06 setembro 2006

Lana Lobell



Não se trata de um trauma de grande monta, desses que nos exigem fortunas para torrar com o psicanalista. Também isto não pretende ser um conto. É mais uma maneira de economizar uma sessão de análise tomando emprestado o tempo do leitor.
Uma das minhas maiores desvantagens na vida foi ter nascido gordinho, falante e sabendo me comportar na presença dos estranhos. Tais atributos me faziam o preferido para acompanhar minha mãe aos lugares mais chatos que se possa imaginar. Um desses lugares era a casa da costureira.
Acho que minha propensão à asma deve-se ao cheiro de pano que sentia já ao dobrar a esquina da casa da costureira. Na sala, então, era uma tortura. Espirrava, sentia faltar a respiração. Mas como um bom menino, agüentava calado.
Não tinha com que me distrair enquanto minha mãe escolhia o modelo ou experimentava o vestido. Dispunha apenas de um monte de revistas velhas, escritas numa língua estranha, cheias de fotografias das coisas mais variadas. Relógios, utensílios de cozinha, aspiradores de pó, coisas inimagináveis se misturavam naquelas páginas amarronzadas. Do meio para o fim, vinham os vestidos, sapatos e bolsas de mulher. Lana Lobell. Era este o nome da revista. Somente mais tarde é que fui saber que aquele era o primeiro catálogo de vendas pelo correio inventado nos Estados Unidos.
Minha mãe passava horas discutindo com a costureira os detalhes do modelo escolhido na revista. Eu era que nunca conseguia reconhecer no corpo pequeno e redondo da minha mãe o vestido usado pela modelo esguia e peituda do catálogo. Claro que nunca disse isso a minha mãe. Como sabem, eu era um menino bonzinho.
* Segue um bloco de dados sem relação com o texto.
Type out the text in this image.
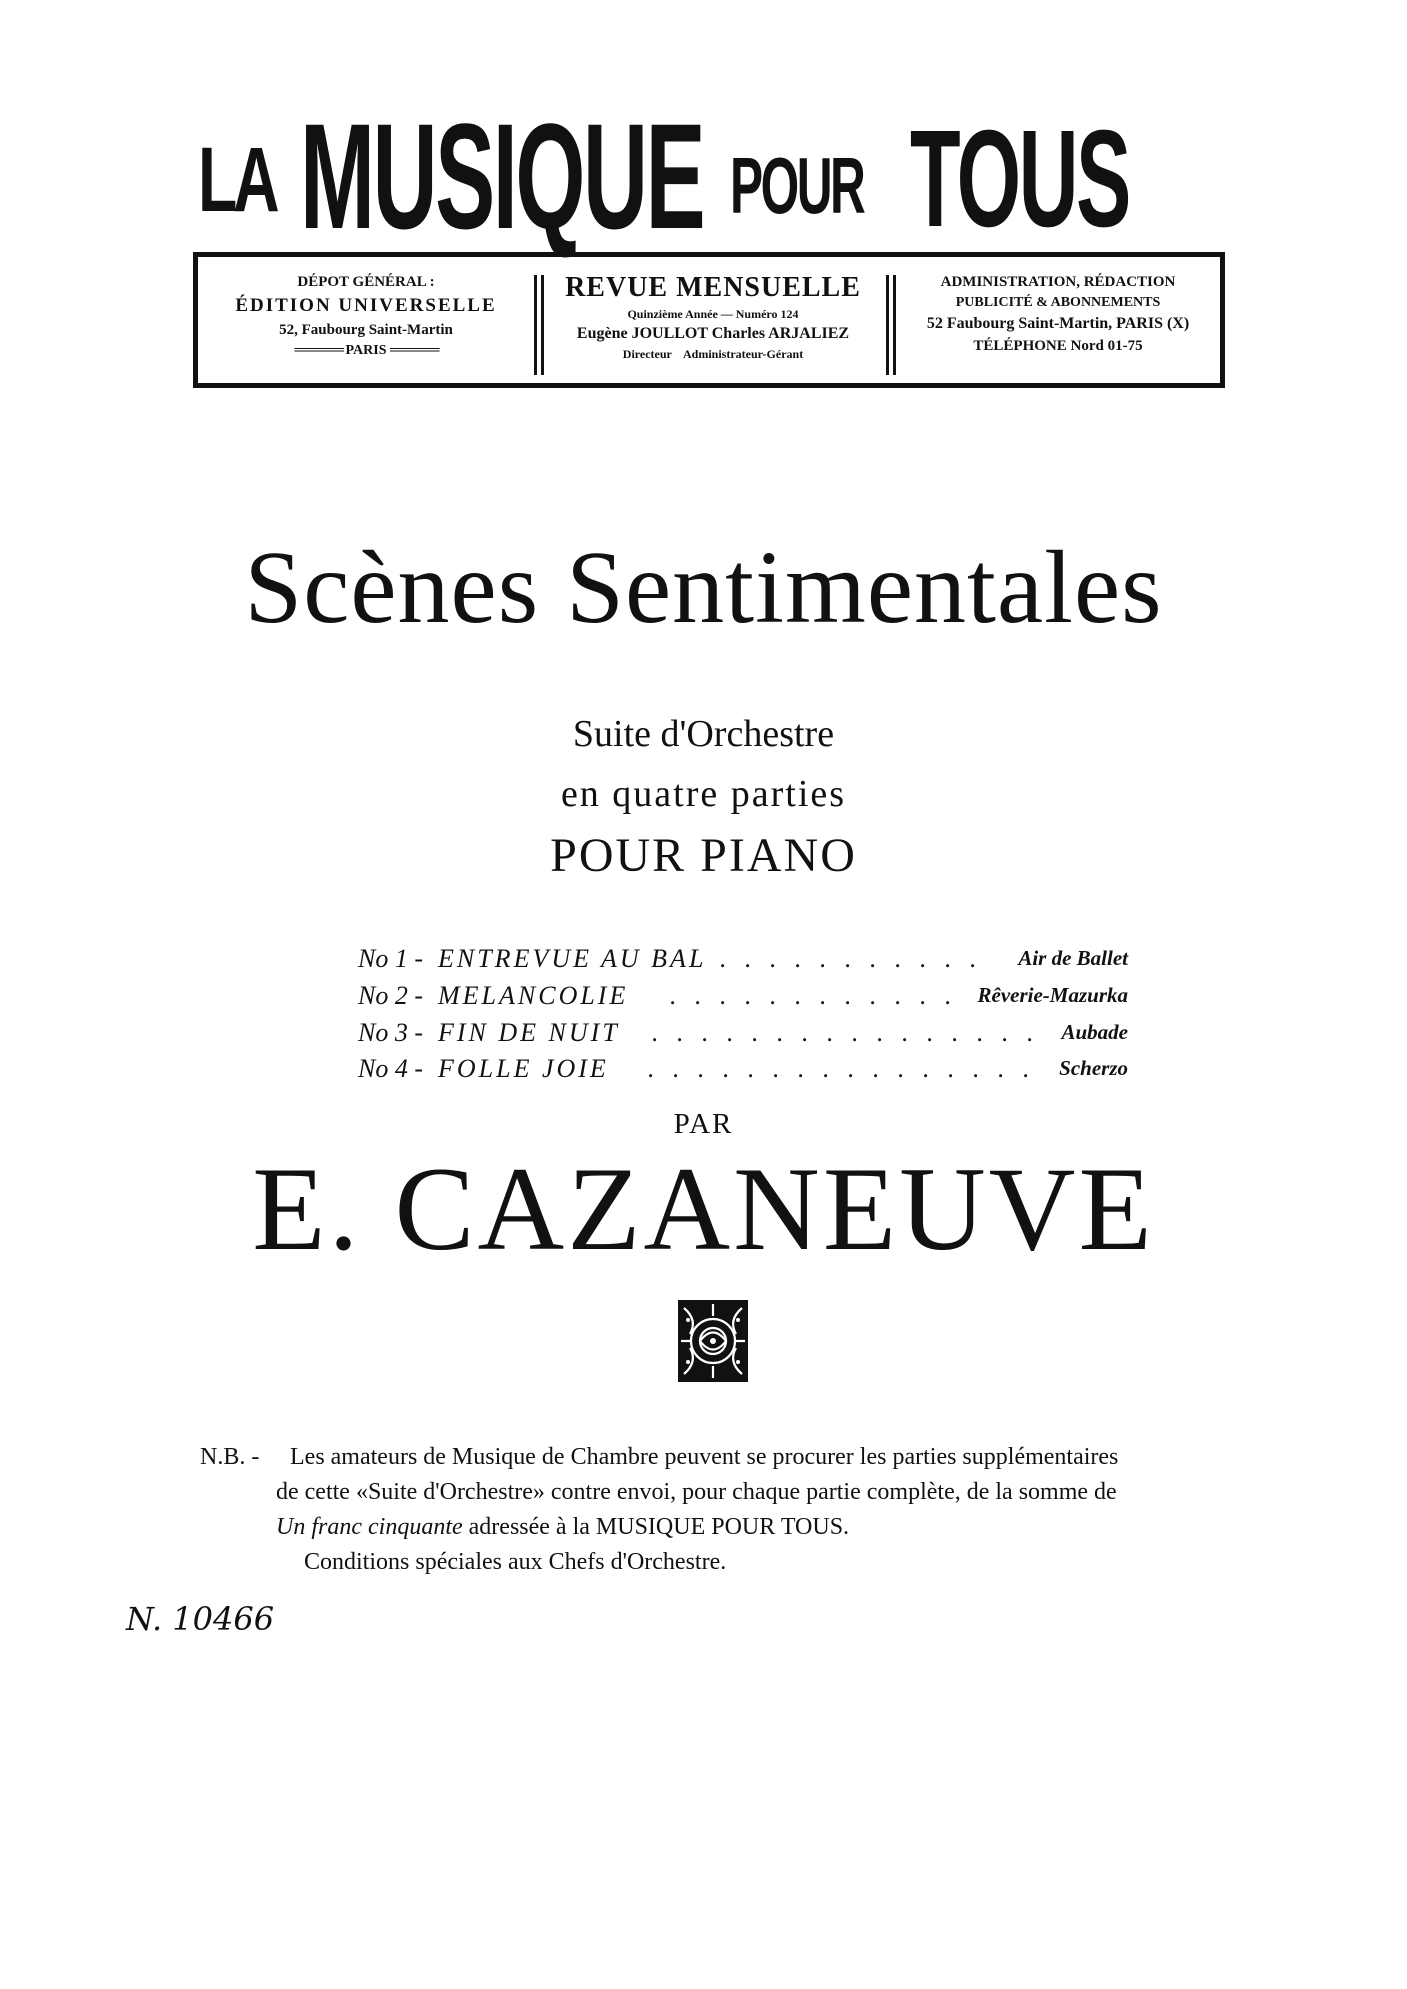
LA MUSIQUE POUR TOUS
DÉPOT GÉNÉRAL :
ÉDITION UNIVERSELLE
52, Faubourg Saint-Martin
══════ PARIS ══════
REVUE MENSUELLE
Quinzième Année — Numéro 124
Eugène JOULLOT Charles ARJALIEZ
Directeur    Administrateur-Gérant
ADMINISTRATION, RÉDACTION
PUBLICITÉ & ABONNEMENTS
52 Faubourg Saint-Martin, PARIS (X)
TÉLÉPHONE Nord 01-75
Scènes Sentimentales
Suite d'Orchestre
en quatre parties
POUR PIANO
No 1 - ENTREVUE AU BAL . . . . . . . . . . . Air de Ballet
No 2 - MELANCOLIE . . . . . . . . . . . . Rêverie-Mazurka
No 3 - FIN DE NUIT . . . . . . . . . . . . . . . . Aubade
No 4 - FOLLE JOIE . . . . . . . . . . . . . . . . Scherzo
PAR
E. CAZANEUVE
N.B. - Les amateurs de Musique de Chambre peuvent se procurer les parties supplémentaires
de cette «Suite d'Orchestre» contre envoi, pour chaque partie complète, de la somme de
Un franc cinquante adressée à la MUSIQUE POUR TOUS.
Conditions spéciales aux Chefs d'Orchestre.
N. 10466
Não se impacientem, pois chegou a hora de falar do trauma. Teve uma vez que eu folheava distraído a Lana Lobell quando meu olhar foi atraído pelo gesto desenvolto de minha mãe tirando o vestido. De repente, estava eu lá, com os olhos presos em minha mãe de combinação. Espero que o leitor saiba o que venha a ser uma combinação. Para os mais novos, informo que se trata de uma peça de baixo, para impedir que a transparência do tecido do vestido mostrasse o contorno das formas da freguesa. Há cinqüenta anos atrás, ver a mãe de combinação equivalia a um pecado quase mortal.
É natural, portanto, que me sentisse estremamente perturbado. Baixei imediatamente a vista para as páginas da Lana Lobell aberta frente à minha cara. Mas as páginas mostravam exatamente uma coleção de porta-seios, daqueles pontudos, usados hoje pela Madona. Ou seja, para onde meus olhos se voltassem, teriam que se deparar com a nudez feminina. Uma delas, para meu desespero, era da minha mãe.
A saída foi me refugiar nas palavras impressas daquela língua estranha. E um dos efeitos traumáticos se revela até hoje numa ligeira reação alérgica ao entrar na casa de qualquer costureira. Outro resquício da cena permanece na incapacidade de olhar uma fotografia de mulher nua sem ter antes lido a legenda. Nada tão grave que mereça ocupar o dispendioso espaço de uma seção de análise.